Dari cahaya itu terdengar suara menggema, "Siapa kamu?"
"Tentu saja saya ini hambahmu, wahai Sang Dewata!"
"Apa yang kau bilang itu benar? Mana buktinya?"
Ki Binto langsung terjaga dari tidurnya. Malam itu ia tak sanggup lagi memejamkan mata. Sadar akan kesalahan fatal yang telah dilakukannya, ia pun bergegas membungkus makanan dan keluar menuju gubuk Cak Woto. Sesampai di tempat yang di tuju ternyata gubuk itu kosong. Ia terus mencari dengan menyusuri desa.
Akhirnya ia menemukan pemuda pincang itu di teras langgar. "Woto, aku sudah mencarimu ke mana-mana. Ini aku bawakan makanan buatmu!"
"Terima kasih Eyang Ndoro Sepuh, tapi saya sudah makan. Tadi diberi makanan sama Mbah Kucing!" jawab Woto santun.
"Baiklah, tapi terimalah makanan ini. Dan maafkan ucapanku tadi siang ya!"
"Terima kasih! Berikan saja makanannya ke orang lain, karena saya sudah tidak ingin makan malam ini, Eyang Ndoro!"
Sesepuh desa itu terdiam sejenak. "Lalu sedang apa kamu di sini, ini bukan tempat ibadahmu?"
"Tadi sore saya menyatakan kepada Mbah Kucing bahwa saya ingin masuk Islam. Sekarang saya sudah muslim, Eyang Ndoro Sepuh! Tempat ini sekarang menjadi tempat ibadah saya!"
"Kamu pasti sedang tidak sehat, jadi jangan gegabah mengambil keputusan..!"
"Saya sekarang sehat dan baik-baik saja!"
Ketika akhirnya Ki Binto yang kecewa itu berpamitan, Mbah kucing mengantarnya sampai ke ujung jalan. "Mohon maaf Ndoro Sepuh, orang yang sampai meminta makanan itu sudah kehilangan separuh harga dirinya, jadi jangan hilangkan yang setengahnya lagi dengan menolaknya, apalagi menghardiknya!"
Ki Binto hanya menundukan kepalanya dan mengambil napas dalam-dalam. "Ya, saya sadar telah melakukan kesalahan!"
Sejak peristiwa tujuh tahun yang lalu itu membuat Cak Woto dijuluki si pincang tukang adzan. Sebelum masuk Islam ia dikenal sebagai si pincang tukang pencari rumput. Tidak banyak orang yang tahu bahwa di dunia persilatan, dia dikenal dengan julukan Pendekar Kaki Malaikat.
Mbah Kucinglah orang yang berhasil merubah pemuda yang tadinya sakit-sakitan dan tidak percaya diri itu kini menjadi salah satu pendekar yang namanya membuat orang memilih untuk tidak punya masalah dengannya.
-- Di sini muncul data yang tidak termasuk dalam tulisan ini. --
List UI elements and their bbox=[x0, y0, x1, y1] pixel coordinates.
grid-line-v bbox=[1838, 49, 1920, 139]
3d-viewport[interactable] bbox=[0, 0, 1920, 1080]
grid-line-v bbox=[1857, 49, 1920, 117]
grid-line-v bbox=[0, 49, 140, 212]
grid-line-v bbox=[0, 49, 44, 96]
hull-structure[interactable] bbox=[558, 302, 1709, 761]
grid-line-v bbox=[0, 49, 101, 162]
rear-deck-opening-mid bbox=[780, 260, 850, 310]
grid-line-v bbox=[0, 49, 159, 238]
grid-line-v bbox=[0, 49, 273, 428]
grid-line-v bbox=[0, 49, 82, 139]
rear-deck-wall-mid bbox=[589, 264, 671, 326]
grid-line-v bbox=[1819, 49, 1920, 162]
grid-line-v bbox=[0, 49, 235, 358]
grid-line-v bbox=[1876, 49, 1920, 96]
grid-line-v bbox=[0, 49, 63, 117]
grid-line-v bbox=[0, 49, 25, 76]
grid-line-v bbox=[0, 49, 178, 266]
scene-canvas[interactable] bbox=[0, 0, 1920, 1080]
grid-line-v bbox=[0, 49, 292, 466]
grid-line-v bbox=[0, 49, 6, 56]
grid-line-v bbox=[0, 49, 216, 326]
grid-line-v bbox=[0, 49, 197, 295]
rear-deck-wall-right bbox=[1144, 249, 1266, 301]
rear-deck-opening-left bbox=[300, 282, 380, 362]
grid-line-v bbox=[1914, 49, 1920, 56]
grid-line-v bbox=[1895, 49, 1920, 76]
Sejak kanak-kanak, sebagaimana anak-anak pada umumnya yang suka bermain, tapi itu tidak berlaku baginya. Ia terlalu dini dipaksa untuk bekerja demi menghidupi dirinya sendiri. Ia suka ilmu silat dan ingin sekali mempelajarinya. Apalagi setelah peristiwa perampokan yang menewaskan kedua orang tuanya. Bahkan, menurut penuturan tetangga-tetangganya, saat ditemukan ia pun sudah tak bernyawa. Nafasnya sudah berhenti. Tapi kemudian takdir berkehendak lain.
Ketika remaja, karena sering menerima hinaan atas kecacatan dan kemiskinan, dorongan untuk belajar silat tumbuh lebih kuat lagi. Untungnya ia kemudian bertemu Mbah Kucing yang bersedia mengajarkan bela diri. Ia tidak mau menyia-nyiakan kesempatan baik itu. Tanpa mengenal lelah ia melahap semua pelajaran dan berlatih keras siang malam.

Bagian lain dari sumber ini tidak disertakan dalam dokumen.